Le ciel que Pierre se refuse à regarder demeure limpide. Plus même. On y sent le poids d’une luminosité inhabituelle. Ce n’est pas la lune. C’est comme si les couches de l’air étaient phosphorescentes. Quelque chose se reflète sur le sol, sur l’herbe, sur le balcon, sur le mur, que Pierre ne veut pas admettre, ne veut pas reconnaître, mais qui l’éclaire comme cette lumière familière, dit-on, aux mystiques, et dont ils savent qu’il est inutile de rechercher la source tant elle est située derrière, derrière, et intérieurement.
Pierre ne peut plus durer. Au soulagement physique succède une intense pression mentale qui pèse sur sa nuque, comme la menace d’une matraque. Il ne peut échapper à l’envoûtement du ciel. Il faut qu’il relève les yeux, qu’il regarde l’espace. S’il rentre subrepticement dans le grenier, s’il accroche à nouveau l’épingle de nourrice à son clou, s’il s’allonge silencieusement à l’étroite place qui lui est laissée sur la couche, il souffrira de la même instabilité, de la même agitation qui, tout à l’heure, sous un prétexte physiologique, l’ont tiré hors du lit.
« Je m’appelle Pierre. Je sais que je suis fou. Hélène aussi le sait. Elle me le confirmera d’un jour à l’autre. Je suis heureux de l’avoir rencontrée.
« Je m’appelle Pierre. Je sais que je suis fou. Mais quelque chose me dit que je ne suis pas un fou comme un autre. Qu’être fou à mon époque, et dans les circonstances où cela m’arrive, n’est plus tout à fait de la folie.
« Je m’appelle Pierre. Je suis fou. Hélène aussi est folle. D’un jour à l’autre elle me le dira. »
Pierre, pendant tout ce monologue, a tenu les deux mains appuyées sur ses yeux. Il libère enfin son regard et, d’un seul coup, voit le ciel.

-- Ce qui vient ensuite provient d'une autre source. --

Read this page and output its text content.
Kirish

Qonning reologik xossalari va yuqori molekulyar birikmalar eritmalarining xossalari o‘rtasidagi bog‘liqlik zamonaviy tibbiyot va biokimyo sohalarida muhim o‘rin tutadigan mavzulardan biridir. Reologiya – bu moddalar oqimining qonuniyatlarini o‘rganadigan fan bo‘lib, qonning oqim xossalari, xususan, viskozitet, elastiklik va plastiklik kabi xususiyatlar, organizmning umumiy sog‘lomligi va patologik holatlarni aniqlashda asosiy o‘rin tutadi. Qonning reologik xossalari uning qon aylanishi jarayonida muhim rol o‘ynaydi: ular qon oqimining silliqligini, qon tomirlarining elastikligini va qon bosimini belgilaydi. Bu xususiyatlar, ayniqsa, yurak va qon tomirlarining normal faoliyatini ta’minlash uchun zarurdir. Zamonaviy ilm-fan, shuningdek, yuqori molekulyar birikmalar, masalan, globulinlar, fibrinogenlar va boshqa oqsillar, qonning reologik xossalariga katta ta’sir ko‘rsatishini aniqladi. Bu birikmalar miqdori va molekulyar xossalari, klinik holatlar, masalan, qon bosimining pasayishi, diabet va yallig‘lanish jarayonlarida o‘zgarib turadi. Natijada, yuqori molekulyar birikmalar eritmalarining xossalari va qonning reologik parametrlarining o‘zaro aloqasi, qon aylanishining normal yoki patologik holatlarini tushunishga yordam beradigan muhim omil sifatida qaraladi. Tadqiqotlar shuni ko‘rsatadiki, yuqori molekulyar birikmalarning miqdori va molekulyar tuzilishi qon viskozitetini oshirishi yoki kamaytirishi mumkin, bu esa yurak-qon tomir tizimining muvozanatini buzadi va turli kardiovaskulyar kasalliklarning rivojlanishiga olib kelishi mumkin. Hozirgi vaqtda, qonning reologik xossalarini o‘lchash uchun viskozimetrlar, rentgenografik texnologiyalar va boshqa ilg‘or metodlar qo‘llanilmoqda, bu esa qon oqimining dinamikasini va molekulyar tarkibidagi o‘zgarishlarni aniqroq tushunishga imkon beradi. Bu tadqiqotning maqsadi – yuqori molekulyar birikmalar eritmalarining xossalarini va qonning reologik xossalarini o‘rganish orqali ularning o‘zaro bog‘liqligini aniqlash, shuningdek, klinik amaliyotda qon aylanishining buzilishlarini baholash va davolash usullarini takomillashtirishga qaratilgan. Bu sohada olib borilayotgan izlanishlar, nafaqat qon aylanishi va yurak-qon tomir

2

Et patatra. Le-dernier-chapitre-de-trop, l’explicatif, le vilain mot, qui ramène une expérimentation littéraire au statut de simple roman à énigme. Qu’il est triste quand nous étions montés si haut de retomber si bas, dans une banale réalité qui, aussi surprenante puisse-t-elle paraître, bien que portant en elle ses propres questions sur un hypothétique futur, boucle une boucle que l’on aurait aimé laisser ouverte, ouverte sur une apocalypse, sur une clairière où quelques êtres humains, quelques pantomimes, ont subi le délire d’une aventure collective, hors forêt, hors temps, hors cadre. Que j’ai aimé ces lumières dans le ciel, ces absences inexpliquées, que j’ai aimé ces ombres, cette ambiance enfantine, carnassière, qui m’avait ramenée au désarroi de ma première lecture de Sa Majesté des mouches. Que je déplore qu’on me donne clefs d’une porte que je referme sur ce regret, magie rompue.